Ich hatte mir seinerzeit mal eine Mammut/ Lucido T-Peak für kleines Geld geschossen. Auch wenn man sie kaum braucht, wenn man sie braucht, ist sie Gold wert. ( Geholt hatte ich aber eigentlich nur zum Laufen. )

Sicherheit: ich hatte es ja ebenfalls schon oben erwähnt, Sicherheit geht immer vor. Also lieber ein ruhiges Plätzchen suchen und dort schrauben als irgendwelche Stunts auf der vielbefahreren Landstraße.

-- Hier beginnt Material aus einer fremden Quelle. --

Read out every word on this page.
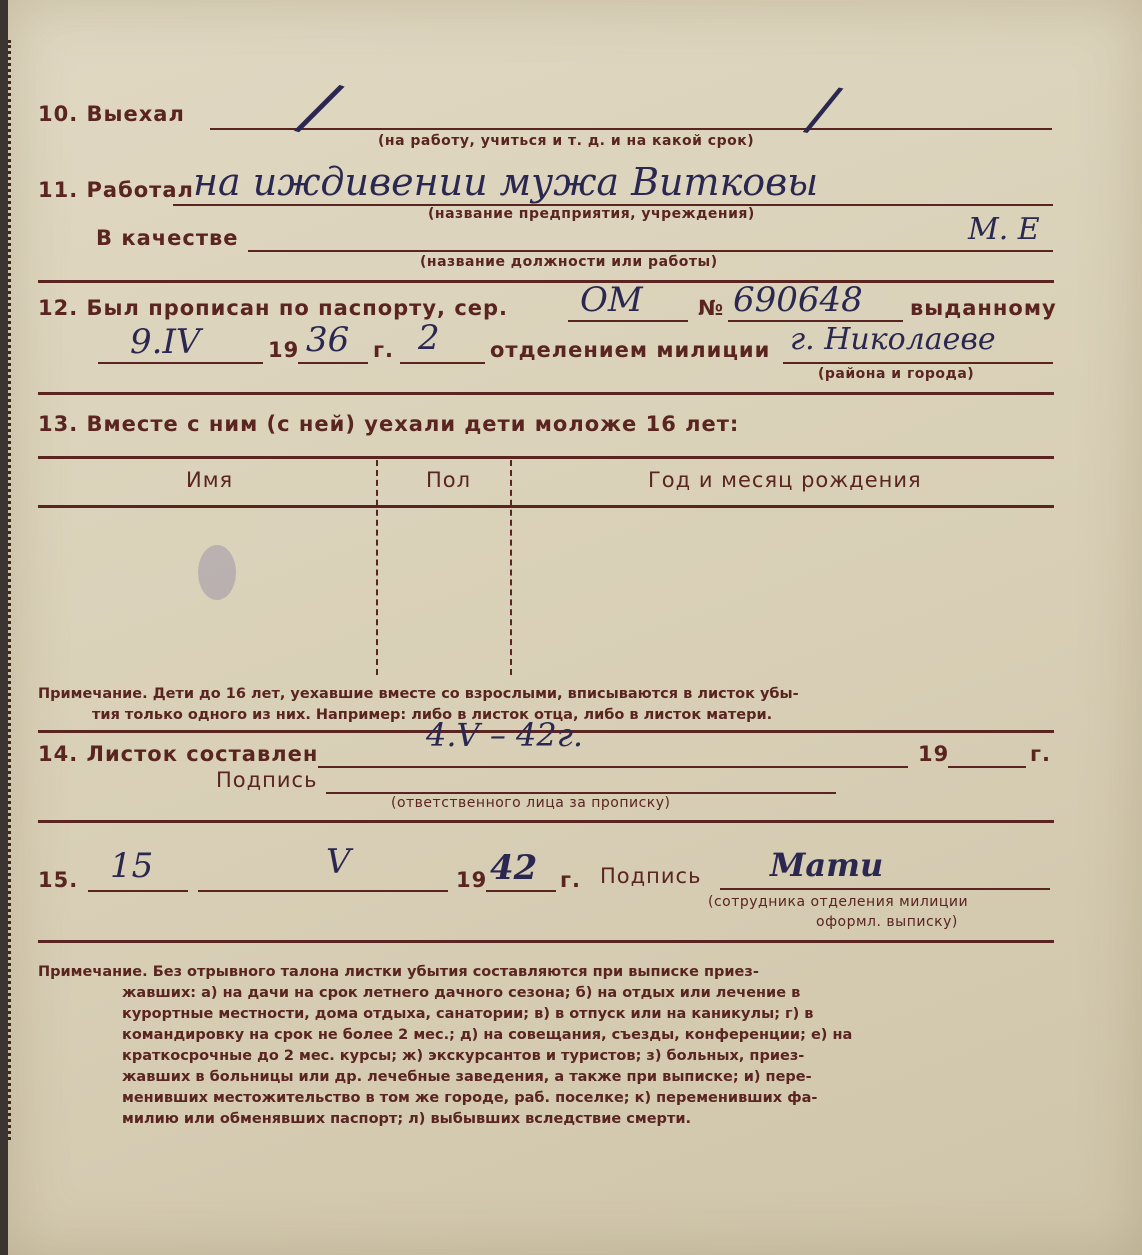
10. Выехал
(на работу, учиться и т. д. и на какой срок)
/	/
11. Работал
(название предприятия, учреждения)
на иждивении мужа Витковы
В качестве
(название должности или работы)
М. Е
12. Был прописан по паспорту, сер. ОМ	№ 690648 выданному
9.IV	19 36 г. 2 отделением милиции г. Николаеве
(района и города)
13. Вместе с ним (с ней) уехали дети моложе 16 лет:
Имя	Пол	Год и месяц рождения
Примечание. Дети до 16 лет, уехавшие вместе со взрослыми, вписываются в листок убы-
тия только одного из них. Например: либо в листок отца, либо в листок матери.
14. Листок составлен	4.V – 42г.	19	г.
Подпись
(ответственного лица за прописку)
15. 15	V	19 42 г. Подпись Мати
(сотрудника отделения милиции
оформл. выписку)
Примечание. Без отрывного талона листки убытия составляются при выписке приез-
жавших: а) на дачи на срок летнего дачного сезона; б) на отдых или лечение в
курортные местности, дома отдыха, санатории; в) в отпуск или на каникулы; г) в
командировку на срок не более 2 мес.; д) на совещания, съезды, конференции; е) на
краткосрочные до 2 мес. курсы; ж) экскурсантов и туристов; з) больных, приез-
жавших в больницы или др. лечебные заведения, а также при выписке; и) пере-
менивших местожительство в том же городе, раб. поселке; к) переменивших фа-
милию или обменявших паспорт; л) выбывших вследствие смерти.
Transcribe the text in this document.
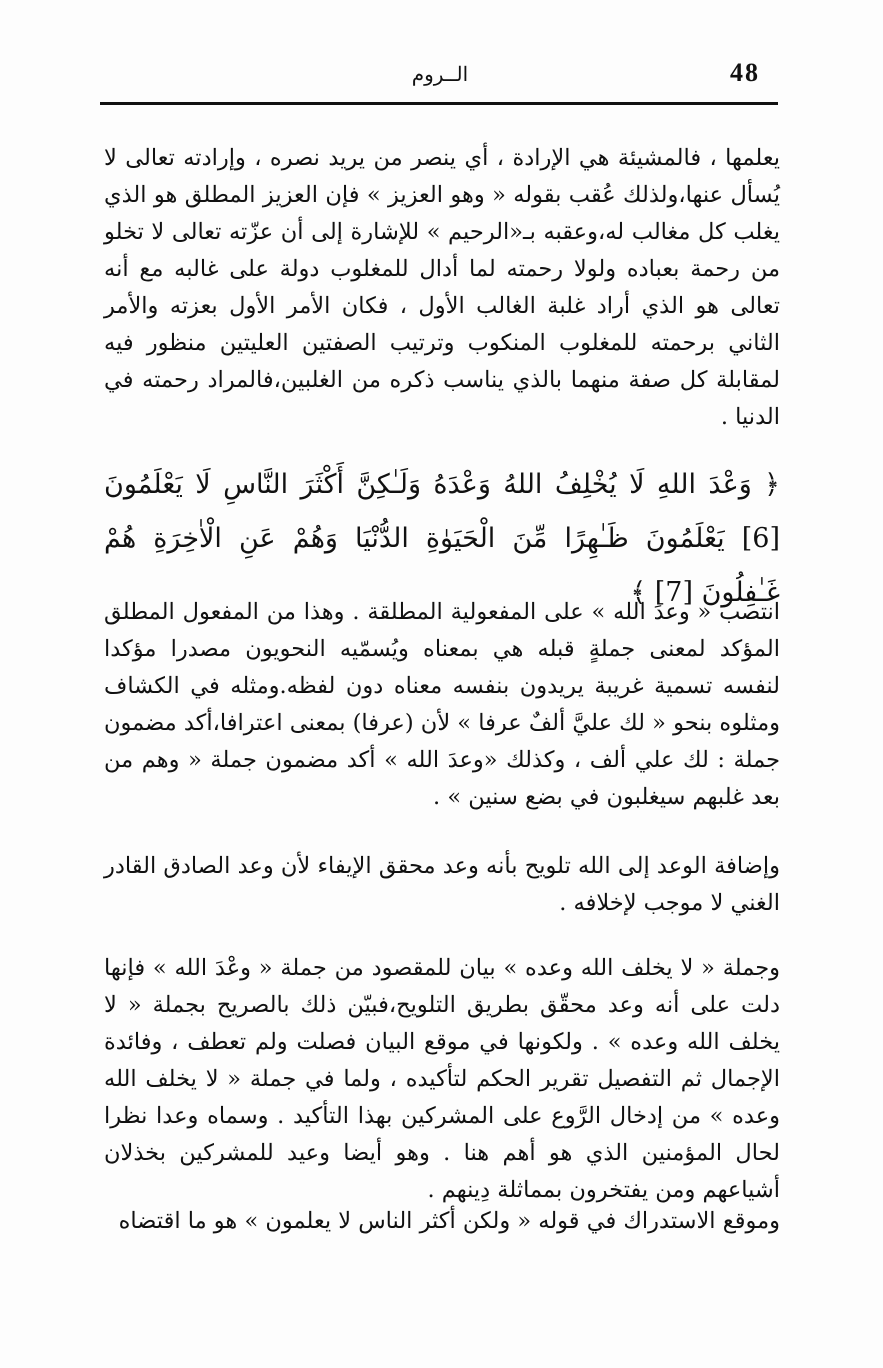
الــروم	48

يعلمها ، فالمشيئة هي الإرادة ، أي ينصر من يريد نصره ، وإرادته تعالى لا يُسأل عنها،ولذلك عُقب بقوله « وهو العزيز » فإن العزيز المطلق هو الذي يغلب كل مغالب له،وعقبه بـ«الرحيم » للإشارة إلى أن عزّته تعالى لا تخلو من رحمة بعباده ولولا رحمته لما أدال للمغلوب دولة على غالبه مع أنه تعالى هو الذي أراد غلبة الغالب الأول ، فكان الأمر الأول بعزته والأمر الثاني برحمته للمغلوب المنكوب وترتيب الصفتين العليتين منظور فيه لمقابلة كل صفة منهما بالذي يناسب ذكره من الغلبين،فالمراد رحمته في الدنيا .

﴿ وَعْدَ اللهِ لَا يُخْلِفُ اللهُ وَعْدَهُ وَلَـٰكِنَّ أَكْثَرَ النَّاسِ لَا يَعْلَمُونَ [6] يَعْلَمُونَ ظَـٰهِرًا مِّنَ الْحَيَوٰةِ الدُّنْيَا وَهُمْ عَنِ الْاٰخِرَةِ هُمْ غَـٰفِلُونَ [7] ﴾

انتصب « وعدَ الله » على المفعولية المطلقة . وهذا من المفعول المطلق المؤكد لمعنى جملةٍ قبله هي بمعناه ويُسمّيه النحويون مصدرا مؤكدا لنفسه تسمية غريبة يريدون بنفسه معناه دون لفظه.ومثله في الكشاف ومثلوه بنحو « لك عليَّ ألفٌ عرفا » لأن (عرفا) بمعنى اعترافا،أكد مضمون جملة : لك علي ألف ، وكذلك «وعدَ الله » أكد مضمون جملة « وهم من بعد غلبهم سيغلبون في بضع سنين » .

وإضافة الوعد إلى الله تلويح بأنه وعد محقق الإيفاء لأن وعد الصادق القادر الغني لا موجب لإخلافه .

وجملة « لا يخلف الله وعده » بيان للمقصود من جملة « وعْدَ الله » فإنها دلت على أنه وعد محقّق بطريق التلويح،فبيّن ذلك بالصريح بجملة « لا يخلف الله وعده » . ولكونها في موقع البيان فصلت ولم تعطف ، وفائدة الإجمال ثم التفصيل تقرير الحكم لتأكيده ، ولما في جملة « لا يخلف الله وعده » من إدخال الرَّوع على المشركين بهذا التأكيد . وسماه وعدا نظرا لحال المؤمنين الذي هو أهم هنا . وهو أيضا وعيد للمشركين بخذلان أشياعهم ومن يفتخرون بمماثلة دِينهم .

وموقع الاستدراك في قوله « ولكن أكثر الناس لا يعلمون » هو ما اقتضاه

Licht & Sicht: …kam ja als Argument auch schon zum Zuge. Das eine den Umständen angepasste Lichtanlage montiert und stets einsatzbereit ist, brauche ich kaum erwähnen.
Akkulicht hat da einen Vorteil. Weniger mögliche Defektstellen durch lose Kabel/ Kontakte. Aber was ist wenn die Akkus leer sind ?

Ist mir bisher noch nie so krass passiert, daß ich komplett im Dunkeln stand. Meine B & M IXON IQ Premium hat eine Reduzierleistung auf die oberhalb der gesetzlichen 10 LUX liegt, 15 LUX um genau zu gehen. Neigt sich also der Akku dem Ende engegen, stellt sie sich um und läuft so locker noch eineinhalb bis zwei Stunden.
Das 15 Lux nicht gerade so prikelnd sind, wird schnell klar, wenn man sich ausßerorts bewegt, womöglich in unbekannten Terrain. Eine Kreuzung nicht rechtzeitig erkannt, das Schild verpasst und schwups schon sitzt man länger als gewollt auf dem Rad.

Eine Abhilfe sind hier Resreveakkus. Die sollte man zumindest etwas kältegeschützt mit sich führen. Denn wenn man frisch gelade Akkus eine länger Zeit, also über eine Woche zum Beispiel mit sich schleppt, entladen sie sich. Das hatte ich die Tage mal, auch wenn sie wieder gut für einen Stunde Saft gaben, erstaunt war ich trotzdem.

Und wieder die Tage habe ich einen Brusttasche für kleines Geld geschnappt. Bei einem Optiker im Schaufenster entdecke ich eine ortlieb-ähnliche Tasche die ich nun mit den Reserveakkus befüllt über die Schulter getragen mehr oder weniger in der Achsehöle hängt.

BeutelDSC02747

Der Platz hatte sich ja schon anderweitig bewährt, warum also diesmal nicht ?

So hier mache ich erstmal Schluss. Das man fit und gesund sein sollte, einen vollen Akku am Mobil hat und eventuell noch ein wenig was zum trinken, ja auch im Winter und futtern mit dabei brauche ich ja kaum zu sagen.

Also viel Spaß beim Biken – auch im Winter.